Much like Dr. Pickles’ yard ornament, “cattle lowing” was as high up the food chain as I made it in any of the Christmas pageants I was privileged to be in. Never got to be an angel or Joseph or a wise guy. Not even a shepherd. My dad, our pastor, said I just didn’t have the build for it. And you wonder why I’ve had problems…

Being both from the South and Baptist, I’ve hit the daily double on Christmas pageants. Sometimes two and three a Yuletide season. Talk to me about physics or punk rock or fiber optics. But don’t talk to me about Christmas pageants. I know about Christmas pageants.

(Except I don’t know why they call them “pageants” instead of the more workmanlike “play” or “presentation.” Pageant? Will Mary show up in an evening gown instead of maternity wear? An angel in a two-piece? Will Little Drummer Boy play while our judges tabulate final scores? We’ve got our hands full with the virgin birth, don’t you think?; let’s keep the rest of this thing simple.)

Christmas plays are not immune to fumbles. If you can’t think on your feet, go stand over there with the lowing cattle.

Case in point: a play last week that Dr. Pat attended. His young granddaughter Kate was narrating. In the dark. A voice in the wilderness. With only a pen light.

Kate was steady and Mary was solid, unlike the shepherds and wise men, who started shuffling almost immediately. Girls are glue. Boys are shufflers. Note this in your next Christmas play.

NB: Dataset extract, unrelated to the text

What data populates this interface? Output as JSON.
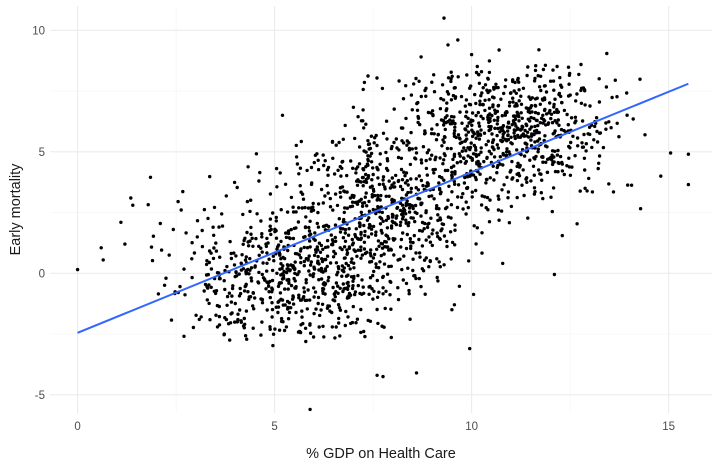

The best part came when Kate’s pen light died. Without missing a beat, she turned on her cell phone and read by its light. As her granddad said, “Talk about a light in Bethlehem!”

A Christmas miracle. She gets this year’s “Hark!” Award.

My favorite Christmas play moment: The first-grade couple was coming up the aisle, having rehearsed all week with the narrator reading, “Mary, who was great with child….” The translations were switched on game night. The narrator read, “Joseph went with Mary, his fiancĂ©e, who was pregnant.”

Joseph stopped and, to Mary, his betrothed, screamed, very hurt and very unrehearsed, “Pregnant? You’re PREGNANT?!”